Ça pouvait être n'importe quoi. Une chanson de Bruno Mars diffusée à la radio ou fredonnée à tue-tête par un camarade. Un coup de tonnerre particulièrement explosif. Une étiquette qui gratte la nuque. Le chant lugubre d'une ambulance qui déambule dans les rues de Londres ou l'éclat brutal, aveuglant et palpitant, de gyrophares de polices. Un timbre de voix mal dégrossi, masculin et excessivement agressif. L'apparition fugace au coin d'une rue d'un blond massif dont la stature rappelait approximativement celle de papa. Un inconnu qui cogne à la vitre de mon chauffeur avec un poil trop d'entrain pour lui signaler qu'il n'est pas autorisé à stationner à cet endroit.

Mais j'ai guéri... En quelque sorte. Parce qu'il n'y a pas - ou peu - de blessure que le temps ne puisse soigner, au moins en surface. J'ai séché mes larmes une bonne fois pour toutes, j'ai recommencé à sourire aux gens, à écouter de la musique gaie et j'ai arrêté de sursauter pour tout et pour rien parce que personne n'a envie d'être la fille qui a assisté au meurtre de son père pour toujours. Cette fille est déprimante et on la fuit comme la peste ou le choléra. Je l'ai mise au placard.
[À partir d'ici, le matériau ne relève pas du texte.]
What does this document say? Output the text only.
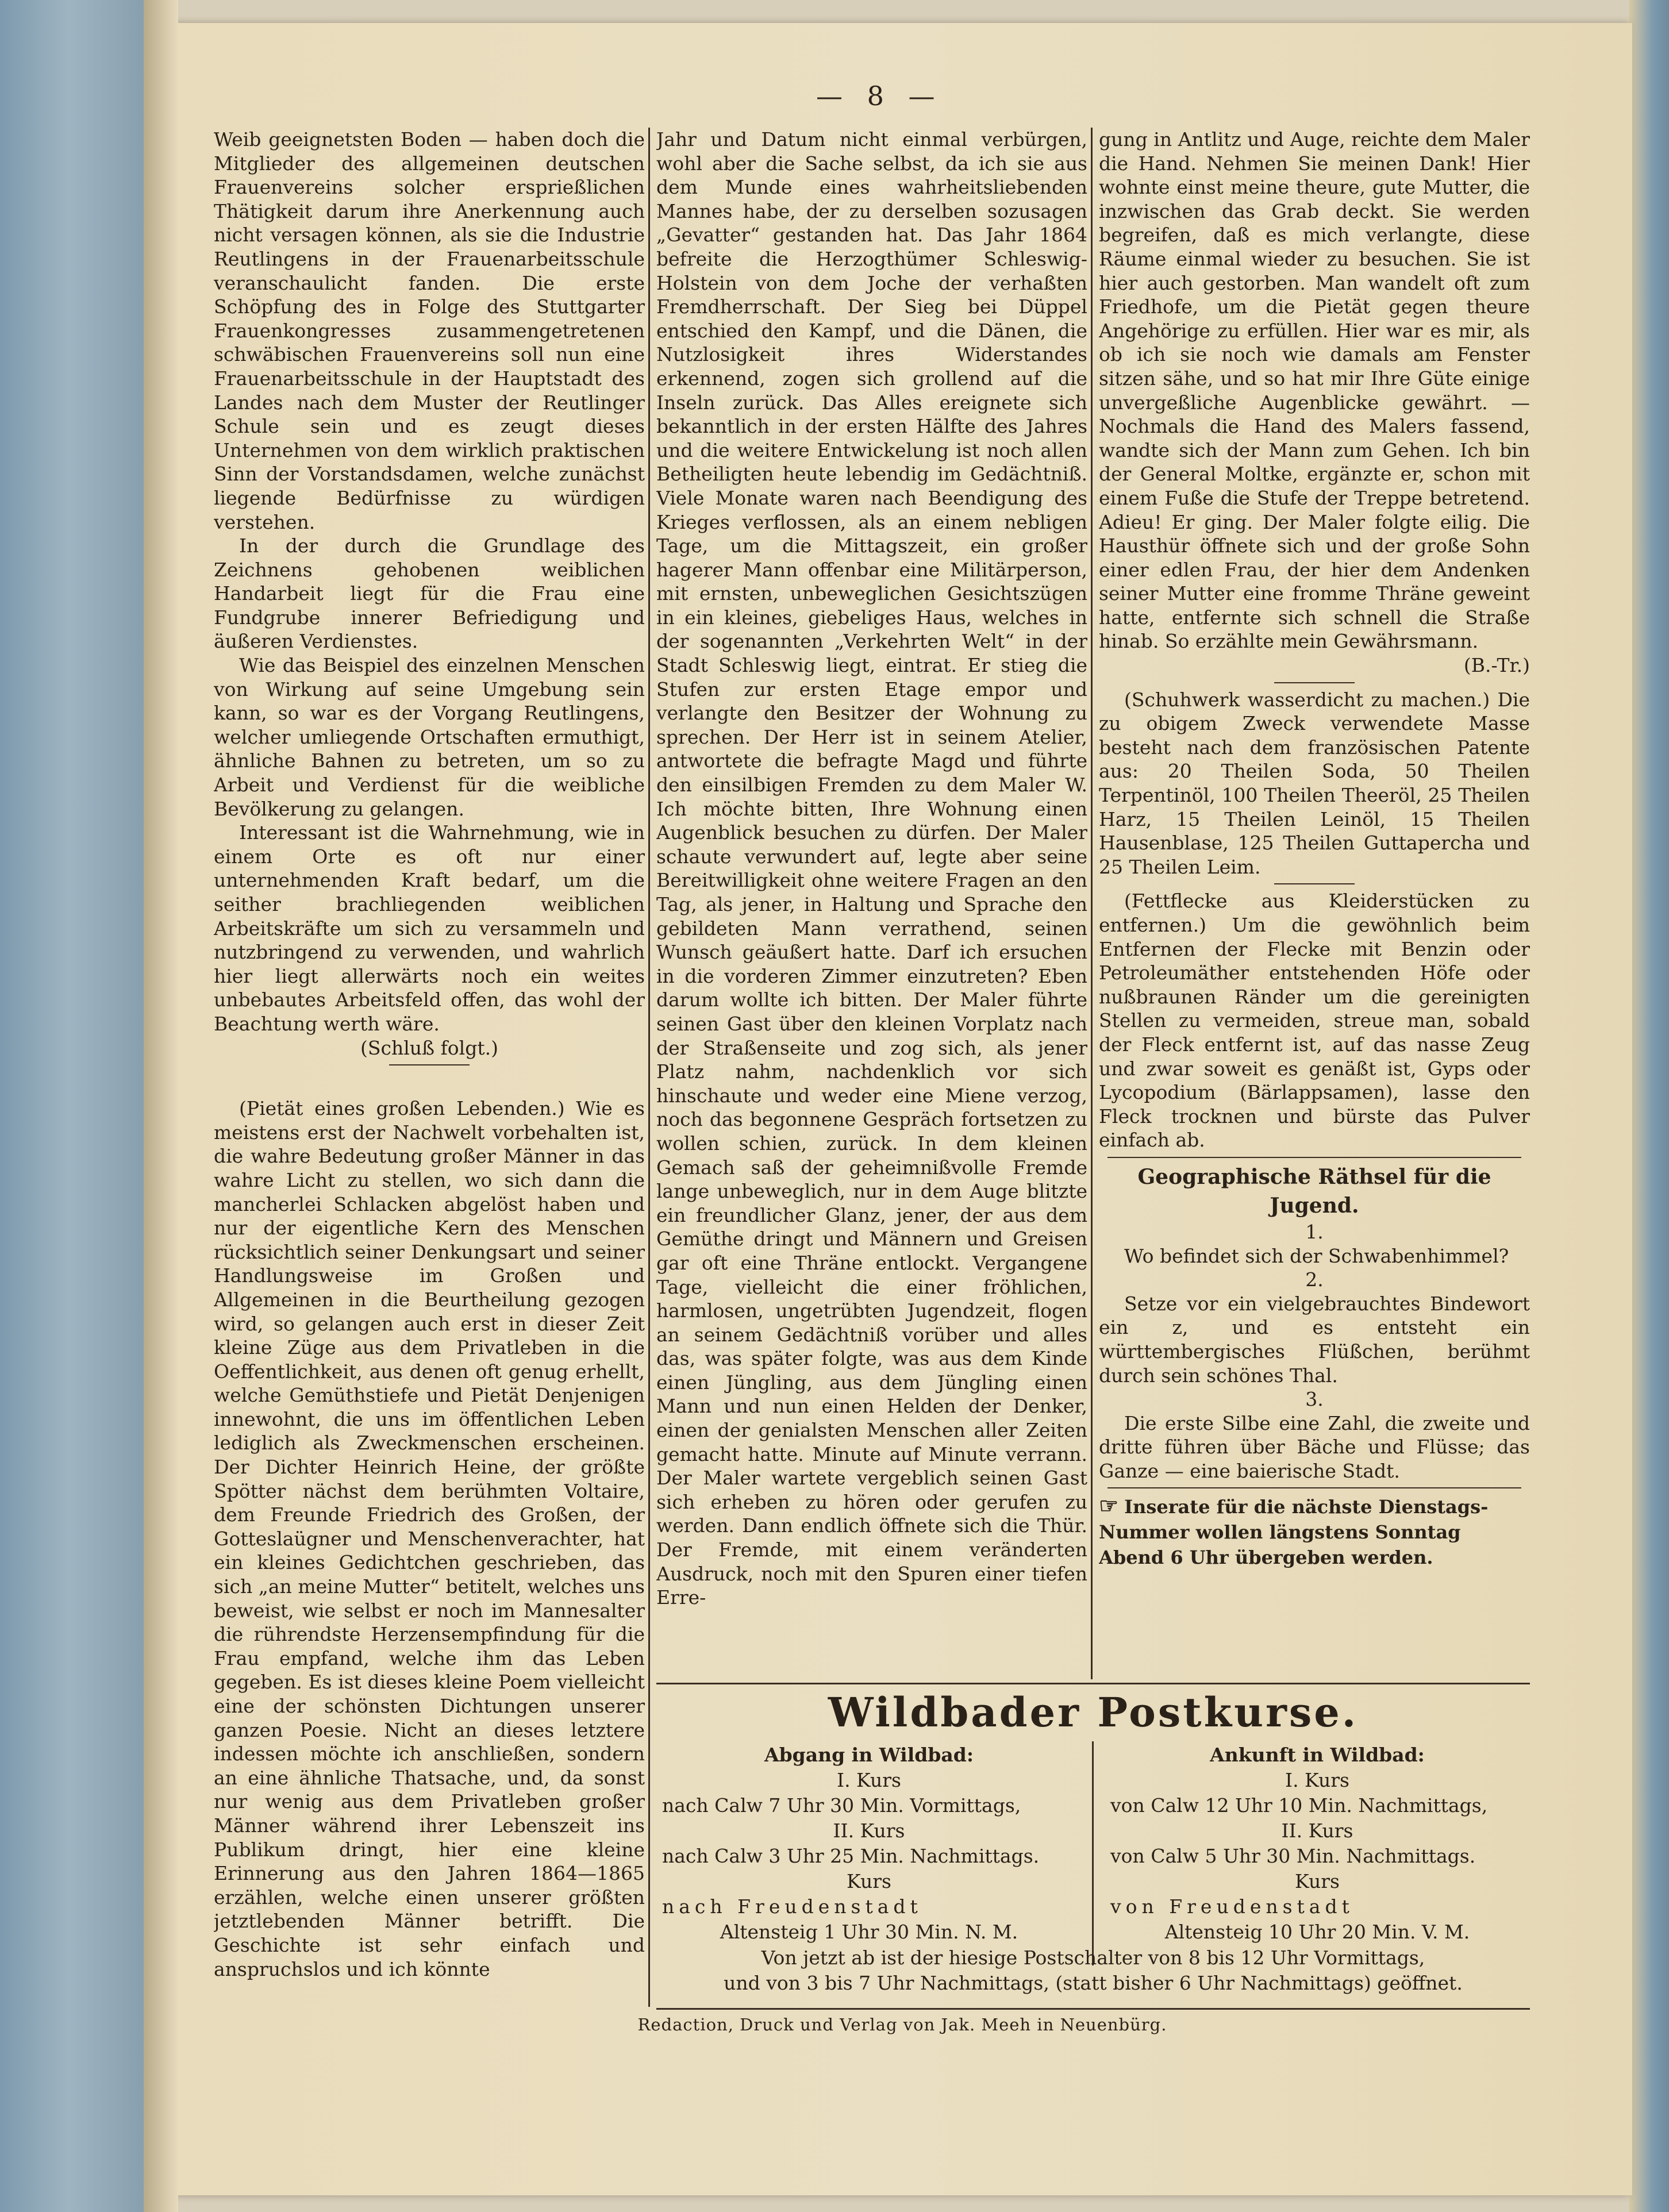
— 8 —

Weib geeignetsten Boden — haben doch die Mitglieder des allgemeinen deutschen Frauenvereins solcher ersprießlichen Thätigkeit darum ihre Anerkennung auch nicht versagen können, als sie die Industrie Reutlingens in der Frauenarbeitsschule veranschaulicht fanden. Die erste Schöpfung des in Folge des Stuttgarter Frauenkongresses zusammengetretenen schwäbischen Frauenvereins soll nun eine Frauenarbeitsschule in der Hauptstadt des Landes nach dem Muster der Reutlinger Schule sein und es zeugt dieses Unternehmen von dem wirklich praktischen Sinn der Vorstandsdamen, welche zunächst liegende Bedürfnisse zu würdigen verstehen.

In der durch die Grundlage des Zeichnens gehobenen weiblichen Handarbeit liegt für die Frau eine Fundgrube innerer Befriedigung und äußeren Verdienstes.

Wie das Beispiel des einzelnen Menschen von Wirkung auf seine Umgebung sein kann, so war es der Vorgang Reutlingens, welcher umliegende Ortschaften ermuthigt, ähnliche Bahnen zu betreten, um so zu Arbeit und Verdienst für die weibliche Bevölkerung zu gelangen.

Interessant ist die Wahrnehmung, wie in einem Orte es oft nur einer unternehmenden Kraft bedarf, um die seither brachliegenden weiblichen Arbeitskräfte um sich zu versammeln und nutzbringend zu verwenden, und wahrlich hier liegt allerwärts noch ein weites unbebautes Arbeitsfeld offen, das wohl der Beachtung werth wäre.

(Schluß folgt.)

(Pietät eines großen Lebenden.) Wie es meistens erst der Nachwelt vorbehalten ist, die wahre Bedeutung großer Männer in das wahre Licht zu stellen, wo sich dann die mancherlei Schlacken abgelöst haben und nur der eigentliche Kern des Menschen rücksichtlich seiner Denkungsart und seiner Handlungsweise im Großen und Allgemeinen in die Beurtheilung gezogen wird, so gelangen auch erst in dieser Zeit kleine Züge aus dem Privatleben in die Oeffentlichkeit, aus denen oft genug erhellt, welche Gemüthstiefe und Pietät Denjenigen innewohnt, die uns im öffentlichen Leben lediglich als Zweckmenschen erscheinen. Der Dichter Heinrich Heine, der größte Spötter nächst dem berühmten Voltaire, dem Freunde Friedrich des Großen, der Gotteslaügner und Menschenverachter, hat ein kleines Gedichtchen geschrieben, das sich „an meine Mutter“ betitelt, welches uns beweist, wie selbst er noch im Mannesalter die rührendste Herzensempfindung für die Frau empfand, welche ihm das Leben gegeben. Es ist dieses kleine Poem vielleicht eine der schönsten Dichtungen unserer ganzen Poesie. Nicht an dieses letztere indessen möchte ich anschließen, sondern an eine ähnliche Thatsache, und, da sonst nur wenig aus dem Privatleben großer Männer während ihrer Lebenszeit ins Publikum dringt, hier eine kleine Erinnerung aus den Jahren 1864—1865 erzählen, welche einen unserer größten jetztlebenden Männer betrifft. Die Geschichte ist sehr einfach und anspruchslos und ich könnte

Jahr und Datum nicht einmal verbürgen, wohl aber die Sache selbst, da ich sie aus dem Munde eines wahrheitsliebenden Mannes habe, der zu derselben sozusagen „Gevatter“ gestanden hat. Das Jahr 1864 befreite die Herzogthümer Schleswig-Holstein von dem Joche der verhaßten Fremdherrschaft. Der Sieg bei Düppel entschied den Kampf, und die Dänen, die Nutzlosigkeit ihres Widerstandes erkennend, zogen sich grollend auf die Inseln zurück. Das Alles ereignete sich bekanntlich in der ersten Hälfte des Jahres und die weitere Entwickelung ist noch allen Betheiligten heute lebendig im Gedächtniß. Viele Monate waren nach Beendigung des Krieges verflossen, als an einem nebligen Tage, um die Mittagszeit, ein großer hagerer Mann offenbar eine Militärperson, mit ernsten, unbeweglichen Gesichtszügen in ein kleines, giebeliges Haus, welches in der sogenannten „Verkehrten Welt“ in der Stadt Schleswig liegt, eintrat. Er stieg die Stufen zur ersten Etage empor und verlangte den Besitzer der Wohnung zu sprechen. Der Herr ist in seinem Atelier, antwortete die befragte Magd und führte den einsilbigen Fremden zu dem Maler W. Ich möchte bitten, Ihre Wohnung einen Augenblick besuchen zu dürfen. Der Maler schaute verwundert auf, legte aber seine Bereitwilligkeit ohne weitere Fragen an den Tag, als jener, in Haltung und Sprache den gebildeten Mann verrathend, seinen Wunsch geäußert hatte. Darf ich ersuchen in die vorderen Zimmer einzutreten? Eben darum wollte ich bitten. Der Maler führte seinen Gast über den kleinen Vorplatz nach der Straßenseite und zog sich, als jener Platz nahm, nachdenklich vor sich hinschaute und weder eine Miene verzog, noch das begonnene Gespräch fortsetzen zu wollen schien, zurück. In dem kleinen Gemach saß der geheimnißvolle Fremde lange unbeweglich, nur in dem Auge blitzte ein freundlicher Glanz, jener, der aus dem Gemüthe dringt und Männern und Greisen gar oft eine Thräne entlockt. Vergangene Tage, vielleicht die einer fröhlichen, harmlosen, ungetrübten Jugendzeit, flogen an seinem Gedächtniß vorüber und alles das, was später folgte, was aus dem Kinde einen Jüngling, aus dem Jüngling einen Mann und nun einen Helden der Denker, einen der genialsten Menschen aller Zeiten gemacht hatte. Minute auf Minute verrann. Der Maler wartete vergeblich seinen Gast sich erheben zu hören oder gerufen zu werden. Dann endlich öffnete sich die Thür. Der Fremde, mit einem veränderten Ausdruck, noch mit den Spuren einer tiefen Erre-

gung in Antlitz und Auge, reichte dem Maler die Hand. Nehmen Sie meinen Dank! Hier wohnte einst meine theure, gute Mutter, die inzwischen das Grab deckt. Sie werden begreifen, daß es mich verlangte, diese Räume einmal wieder zu besuchen. Sie ist hier auch gestorben. Man wandelt oft zum Friedhofe, um die Pietät gegen theure Angehörige zu erfüllen. Hier war es mir, als ob ich sie noch wie damals am Fenster sitzen sähe, und so hat mir Ihre Güte einige unvergeßliche Augenblicke gewährt. — Nochmals die Hand des Malers fassend, wandte sich der Mann zum Gehen. Ich bin der General Moltke, ergänzte er, schon mit einem Fuße die Stufe der Treppe betretend. Adieu! Er ging. Der Maler folgte eilig. Die Hausthür öffnete sich und der große Sohn einer edlen Frau, der hier dem Andenken seiner Mutter eine fromme Thräne geweint hatte, entfernte sich schnell die Straße hinab. So erzählte mein Gewährsmann.

(B.-Tr.)

(Schuhwerk wasserdicht zu machen.) Die zu obigem Zweck verwendete Masse besteht nach dem französischen Patente aus: 20 Theilen Soda, 50 Theilen Terpentinöl, 100 Theilen Theeröl, 25 Theilen Harz, 15 Theilen Leinöl, 15 Theilen Hausenblase, 125 Theilen Guttapercha und 25 Theilen Leim.

(Fettflecke aus Kleiderstücken zu entfernen.) Um die gewöhnlich beim Entfernen der Flecke mit Benzin oder Petroleumäther entstehenden Höfe oder nußbraunen Ränder um die gereinigten Stellen zu vermeiden, streue man, sobald der Fleck entfernt ist, auf das nasse Zeug und zwar soweit es genäßt ist, Gyps oder Lycopodium (Bärlappsamen), lasse den Fleck trocknen und bürste das Pulver einfach ab.

Geographische Räthsel für die Jugend.

1.

Wo befindet sich der Schwabenhimmel?

2.

Setze vor ein vielgebrauchtes Bindewort ein z, und es entsteht ein württembergisches Flüßchen, berühmt durch sein schönes Thal.

3.

Die erste Silbe eine Zahl, die zweite und dritte führen über Bäche und Flüsse; das Ganze — eine baierische Stadt.

☞ Inserate für die nächste Dienstags-Nummer wollen längstens Sonntag Abend 6 Uhr übergeben werden.

Wildbader Postkurse.
Abgang in Wildbad:
I. Kurs
nach Calw 7 Uhr 30 Min. Vormittags,
II. Kurs
nach Calw 3 Uhr 25 Min. Nachmittags.
Kurs
nach Freudenstadt
Altensteig 1 Uhr 30 Min. N. M.
Ankunft in Wildbad:
I. Kurs
von Calw 12 Uhr 10 Min. Nachmittags,
II. Kurs
von Calw 5 Uhr 30 Min. Nachmittags.
Kurs
von Freudenstadt
Altensteig 10 Uhr 20 Min. V. M.
Von jetzt ab ist der hiesige Postschalter von 8 bis 12 Uhr Vormittags,
und von 3 bis 7 Uhr Nachmittags, (statt bisher 6 Uhr Nachmittags) geöffnet.
Redaction, Druck und Verlag von Jak. Meeh in Neuenbürg.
Je me suis rétablie, mais parfois, il arrive que certains imprévus ruinent mon travail de bricolage. Comme par exemple, me retrouver à l'exact endroit où tout a basculé sept ans plus tôt, en plein milieu de cette vieille scène de crime, lieu de tournage de mes pires cauchemars. Sueurs froides. Une chair de poule immonde galope sur ma peau. À l'intérieur de ma poitrine, on est en plein hiver. L'air oscille entre fardeau et privilège inaccessible.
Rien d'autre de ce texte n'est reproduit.